Institutional investors are becoming more keen on investing in cybersecurity companies, but doing so is not easy, in part because it's proving costly to do so.
Why investing in cybersecurity is a costly business

Asset owners are increasingly interested in the investment appeal of cybersecurity companies. But getting into the space now is not an easy proposition.

Asset prices of firms in the sector have soared, at least in the US.

“We are seeing numbers all over the place,” Hank Thomas, co-founder and chief executive for US-based investment firm Strategic Cyber Ventures, told AsianInvestor.

He noted that many companies expect to get a series A valuation of five to seven times their annual revenue, and this sometimes rises to up to 10 times. He believes a reasonable valuation is around five times revenue.

While the US is the primary business focus of many cybersecurity companies, Yeoh believes many firms see the attractiveness of having a partner based in Asia. But interested investors will need to offer more than just capital if they want to gain a foothold in the companies. 

“When these companies are considering potential investors they will look at what we bring to the table; it’s not an issue of money,” said Yeoh Keat Chuan, managing director with Temasek’s enterprise development group, which is invested in several cybersecurity companies. 

The US isn’t the only nation to offer prospective investment opportunities. Israel is another country known for its tech prowess, and Thomas believes it could offer more appeal to investors as a “startup nation”.

“There are thousands and thousands of startups there,” he said. “A big focus of a lot of them for years has been on converting military best practices and technology into commercial applications.”
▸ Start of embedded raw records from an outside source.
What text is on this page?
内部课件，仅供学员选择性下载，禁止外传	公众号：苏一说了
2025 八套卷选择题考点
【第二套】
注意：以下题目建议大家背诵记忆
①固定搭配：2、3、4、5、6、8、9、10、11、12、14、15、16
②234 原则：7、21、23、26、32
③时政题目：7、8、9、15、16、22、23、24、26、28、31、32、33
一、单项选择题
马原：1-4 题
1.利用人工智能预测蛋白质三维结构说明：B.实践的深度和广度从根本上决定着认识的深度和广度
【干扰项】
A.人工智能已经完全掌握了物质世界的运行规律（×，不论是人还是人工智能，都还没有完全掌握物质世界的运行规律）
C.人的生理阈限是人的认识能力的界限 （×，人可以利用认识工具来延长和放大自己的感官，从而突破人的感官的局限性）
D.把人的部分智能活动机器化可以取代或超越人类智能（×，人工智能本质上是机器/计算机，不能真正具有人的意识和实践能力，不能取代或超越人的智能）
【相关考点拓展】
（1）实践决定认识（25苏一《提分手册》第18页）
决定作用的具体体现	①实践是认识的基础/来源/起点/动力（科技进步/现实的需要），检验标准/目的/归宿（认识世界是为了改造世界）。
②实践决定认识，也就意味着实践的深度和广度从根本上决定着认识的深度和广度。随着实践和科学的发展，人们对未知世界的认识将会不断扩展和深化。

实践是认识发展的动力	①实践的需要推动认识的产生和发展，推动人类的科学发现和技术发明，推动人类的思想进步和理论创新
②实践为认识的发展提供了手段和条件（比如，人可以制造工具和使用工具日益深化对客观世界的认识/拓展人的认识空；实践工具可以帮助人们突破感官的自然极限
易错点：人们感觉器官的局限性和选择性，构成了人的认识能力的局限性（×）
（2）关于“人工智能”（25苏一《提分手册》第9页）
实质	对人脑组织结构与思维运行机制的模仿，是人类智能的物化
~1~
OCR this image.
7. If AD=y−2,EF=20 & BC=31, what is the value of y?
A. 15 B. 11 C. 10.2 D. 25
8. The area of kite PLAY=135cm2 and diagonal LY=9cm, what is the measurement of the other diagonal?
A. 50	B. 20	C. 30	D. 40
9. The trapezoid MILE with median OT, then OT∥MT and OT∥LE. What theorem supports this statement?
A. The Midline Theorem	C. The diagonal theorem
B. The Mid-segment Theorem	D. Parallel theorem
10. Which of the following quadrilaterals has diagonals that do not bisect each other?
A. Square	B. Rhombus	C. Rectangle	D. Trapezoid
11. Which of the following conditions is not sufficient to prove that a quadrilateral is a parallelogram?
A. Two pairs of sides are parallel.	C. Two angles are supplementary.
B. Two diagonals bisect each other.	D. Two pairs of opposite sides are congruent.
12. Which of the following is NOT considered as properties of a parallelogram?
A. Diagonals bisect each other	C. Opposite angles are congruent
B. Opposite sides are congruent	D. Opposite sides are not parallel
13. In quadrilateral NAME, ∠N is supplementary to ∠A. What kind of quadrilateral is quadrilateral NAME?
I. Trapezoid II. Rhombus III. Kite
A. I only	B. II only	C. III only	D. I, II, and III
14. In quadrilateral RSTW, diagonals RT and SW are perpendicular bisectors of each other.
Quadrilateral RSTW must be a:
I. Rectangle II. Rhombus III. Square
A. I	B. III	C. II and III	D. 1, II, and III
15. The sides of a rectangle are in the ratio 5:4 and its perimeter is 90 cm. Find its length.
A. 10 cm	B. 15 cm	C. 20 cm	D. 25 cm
It’s got another advantage too: it’s relatively cheap. “There is better value coming out of Israel while prices in other regions continue to go up in some instances,” said Thomas. 

Two cybersecurity firms in Temasek’s portfolio – Sygnia and Claroty – are of Israeli origin, while BlueVoyant is based in the US. 


Asia Pacific itself is proving fairly sparse when it comes to potential cyber security investments. Yeoh told AsianInvestor that Temasek hasn’t identified any potential cybersecurity companies in the region to complement its existing platform.

Less than 4% of the top 500 cyber security companies ranked by Cybersecurity Ventures were headquartered in Asia Pacific, and six of those were based in China.

This is somewhat understandable. Both the US and Israel can offer potential investments on a sufficient size and quality for institutional investors. Most Asian cybersecurity companies, in contrast, are likely to focus on small- and medium-sized platforms across the region, said industry specialists. 

“Cyber security is a highly specialised technology-related sector that has had more time to develop in the US and Israel,” said Richard Tan, portfolio specialists for Asia at Mercer. 

The cyber security markets in the US and Israel have also seen more consolidations and investment roll-ups, which means they are better positioned to offer palatable investment opportunities. 

According to private equity deal statistics from alternative data specialist Preqin, cyber security deals in North America accounted for most of the transactions globally as of August 13, while the number taking place in the Asia-Pacific region dipped year-on-year.